Got a fix and flip project on your mind? Investing in a fix and flip starts with the financing- these types of investments are not typically eligible for traditional bank loans.

How Will you Finance Your Next Fix and Flip Project? Here are Some Suggestions:

Hard Money Lender

If you have investment experience, you might finance your project with a hard money loan from an investor in your company. That is, you may be able to acquire money from non-bank lenders, though you may pay more in interest. These loans also are more forgiving in terms of credit history, but they may have shorter repayment terms, too.

Refinance Loan

Another option is to refinance an existing piece of property for your fix and flip venture. Do you own your own home? If you have built enough equity, you might be able to refinance or borrow against the value of this property. Talk to a lending professional to learn more.

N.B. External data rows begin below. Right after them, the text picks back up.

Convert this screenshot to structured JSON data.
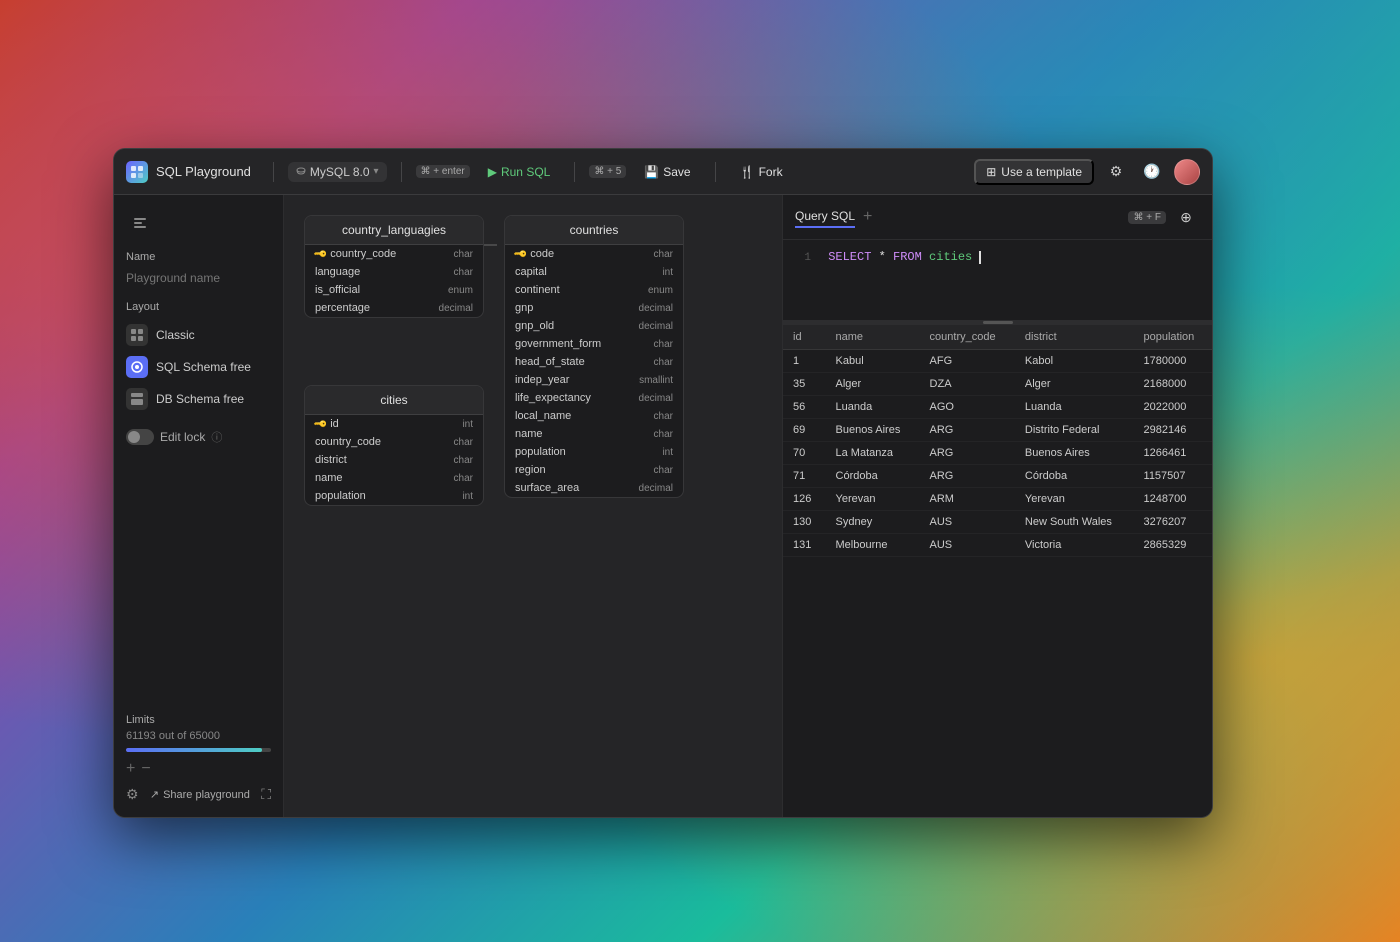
{
  "app": {
    "title": "SQL Playground",
    "icon": "🗃"
  },
  "toolbar": {
    "db_selector": "MySQL 8.0",
    "shortcut_run": "⌘ + enter",
    "btn_run": "Run SQL",
    "shortcut_save": "⌘ + 5",
    "btn_save": "Save",
    "btn_fork": "Fork",
    "btn_template": "Use a template"
  },
  "sidebar": {
    "name_label": "Name",
    "name_placeholder": "Playground name",
    "layout_label": "Layout",
    "layouts": [
      {
        "label": "Classic",
        "icon": "⊞",
        "active": false
      },
      {
        "label": "SQL Schema free",
        "icon": "◈",
        "active": true
      },
      {
        "label": "DB Schema free",
        "icon": "⊟",
        "active": false
      }
    ],
    "edit_lock_label": "Edit lock",
    "limits_label": "Limits",
    "limits_value": "61193 out of 65000",
    "share_label": "Share playground"
  },
  "schema": {
    "tables": [
      {
        "id": "country_languages",
        "title": "country_languagies",
        "columns": [
          {
            "name": "country_code",
            "type": "char",
            "key": true
          },
          {
            "name": "language",
            "type": "char",
            "key": false
          },
          {
            "name": "is_official",
            "type": "enum",
            "key": false
          },
          {
            "name": "percentage",
            "type": "decimal",
            "key": false
          }
        ]
      },
      {
        "id": "countries",
        "title": "countries",
        "columns": [
          {
            "name": "code",
            "type": "char",
            "key": true
          },
          {
            "name": "capital",
            "type": "int",
            "key": false
          },
          {
            "name": "continent",
            "type": "enum",
            "key": false
          },
          {
            "name": "gnp",
            "type": "decimal",
            "key": false
          },
          {
            "name": "gnp_old",
            "type": "decimal",
            "key": false
          },
          {
            "name": "government_form",
            "type": "char",
            "key": false
          },
          {
            "name": "head_of_state",
            "type": "char",
            "key": false
          },
          {
            "name": "indep_year",
            "type": "smallint",
            "key": false
          },
          {
            "name": "life_expectancy",
            "type": "decimal",
            "key": false
          },
          {
            "name": "local_name",
            "type": "char",
            "key": false
          },
          {
            "name": "name",
            "type": "char",
            "key": false
          },
          {
            "name": "population",
            "type": "int",
            "key": false
          },
          {
            "name": "region",
            "type": "char",
            "key": false
          },
          {
            "name": "surface_area",
            "type": "decimal",
            "key": false
          }
        ]
      },
      {
        "id": "cities",
        "title": "cities",
        "columns": [
          {
            "name": "id",
            "type": "int",
            "key": true
          },
          {
            "name": "country_code",
            "type": "char",
            "key": false
          },
          {
            "name": "district",
            "type": "char",
            "key": false
          },
          {
            "name": "name",
            "type": "char",
            "key": false
          },
          {
            "name": "population",
            "type": "int",
            "key": false
          }
        ]
      }
    ]
  },
  "editor": {
    "tab_label": "Query SQL",
    "sql_content": "SELECT * FROM cities",
    "line_number": "1"
  },
  "results": {
    "columns": [
      "id",
      "name",
      "country_code",
      "district",
      "population"
    ],
    "rows": [
      {
        "id": "1",
        "name": "Kabul",
        "country_code": "AFG",
        "district": "Kabol",
        "population": "1780000"
      },
      {
        "id": "35",
        "name": "Alger",
        "country_code": "DZA",
        "district": "Alger",
        "population": "2168000"
      },
      {
        "id": "56",
        "name": "Luanda",
        "country_code": "AGO",
        "district": "Luanda",
        "population": "2022000"
      },
      {
        "id": "69",
        "name": "Buenos Aires",
        "country_code": "ARG",
        "district": "Distrito Federal",
        "population": "2982146"
      },
      {
        "id": "70",
        "name": "La Matanza",
        "country_code": "ARG",
        "district": "Buenos Aires",
        "population": "1266461"
      },
      {
        "id": "71",
        "name": "Córdoba",
        "country_code": "ARG",
        "district": "Córdoba",
        "population": "1157507"
      },
      {
        "id": "126",
        "name": "Yerevan",
        "country_code": "ARM",
        "district": "Yerevan",
        "population": "1248700"
      },
      {
        "id": "130",
        "name": "Sydney",
        "country_code": "AUS",
        "district": "New South Wales",
        "population": "3276207"
      },
      {
        "id": "131",
        "name": "Melbourne",
        "country_code": "AUS",
        "district": "Victoria",
        "population": "2865329"
      }
    ]
  }
}
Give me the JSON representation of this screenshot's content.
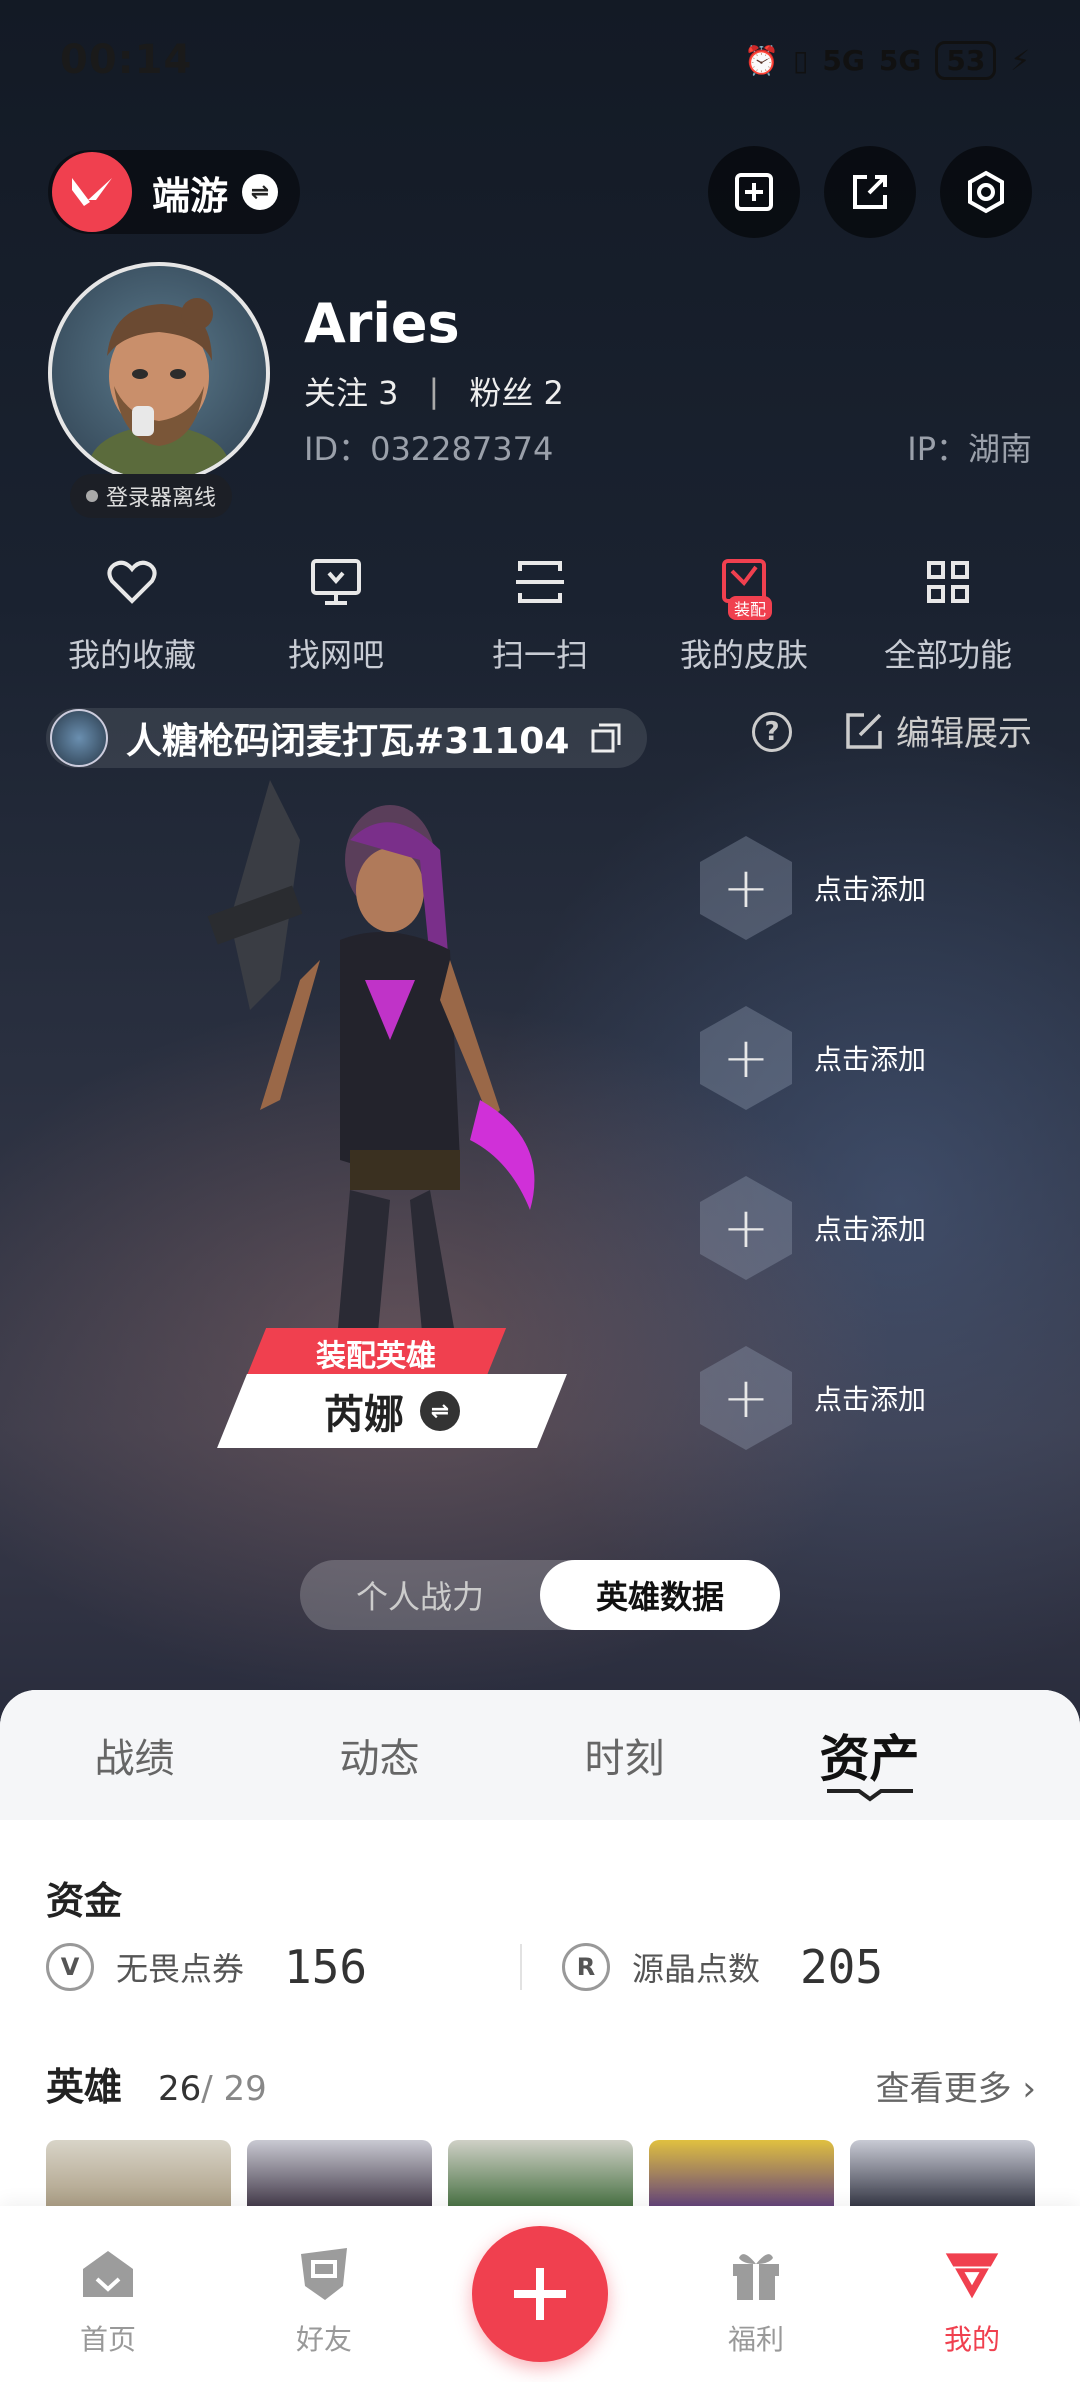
{
  "status_bar": {
    "time": "00:14",
    "battery": "53",
    "signal_1": "5G",
    "signal_2": "5G"
  },
  "header": {
    "game_name": "端游"
  },
  "profile": {
    "username": "Aries",
    "following_label": "关注 3",
    "followers_label": "粉丝 2",
    "separator": "|",
    "id_text": "ID：032287374",
    "ip_text": "IP：湖南",
    "status_badge": "登录器离线"
  },
  "quick_nav": [
    {
      "label": "我的收藏",
      "icon": "heart-icon"
    },
    {
      "label": "找网吧",
      "icon": "monitor-icon"
    },
    {
      "label": "扫一扫",
      "icon": "scan-icon"
    },
    {
      "label": "我的皮肤",
      "icon": "skin-icon",
      "badge": "装配"
    },
    {
      "label": "全部功能",
      "icon": "grid-icon"
    }
  ],
  "riot": {
    "name": "人糖枪码闭麦打瓦#31104"
  },
  "edit_display_label": "编辑展示",
  "help_label": "?",
  "hero": {
    "tag": "装配英雄",
    "name": "芮娜"
  },
  "add_slots": [
    {
      "label": "点击添加"
    },
    {
      "label": "点击添加"
    },
    {
      "label": "点击添加"
    },
    {
      "label": "点击添加"
    }
  ],
  "segmented": {
    "left": "个人战力",
    "right": "英雄数据"
  },
  "tabs": [
    {
      "label": "战绩"
    },
    {
      "label": "动态"
    },
    {
      "label": "时刻"
    },
    {
      "label": "资产"
    }
  ],
  "assets": {
    "funds_title": "资金",
    "currency_1": {
      "label": "无畏点券",
      "value": "156"
    },
    "currency_2": {
      "label": "源晶点数",
      "value": "205"
    },
    "heroes_title": "英雄",
    "heroes_owned": "26",
    "heroes_total": "/ 29",
    "see_more": "查看更多 ›"
  },
  "bottom_nav": [
    {
      "label": "首页"
    },
    {
      "label": "好友"
    },
    {
      "label": "福利"
    },
    {
      "label": "我的"
    }
  ],
  "colors": {
    "accent": "#f0404f",
    "sheet_bg": "#ffffff",
    "tab_bg": "#f5f6f8"
  }
}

Home Equity Line of Credit

Along the same lines, if you own a home with some equity, you might be able to use a home equity line of credit to temporarily get you over the hump. The interest rates are usually lower than conventional loans since they are secured with collateral- your home!

Seller Financing

Depending on who you are buying the fix and flip from, you might be able to work out a seller-financed arrangement that includes a payment plan. There are always risks involved so the interest rates could be higher with a shorter repayment term.

Bridge Loan

A bridge loan fills the gap when you are short on money to put down on your fix and flip. While it likely won’t cover the entire financing, it can help you when you come up short on your investment.

Business Line of Credit

Do you have a business line of credit? This could be enough to finance your fix and flip. Usually, this involves a revolving line of credit for your business, which is great for unexpected emergencies and opportunities.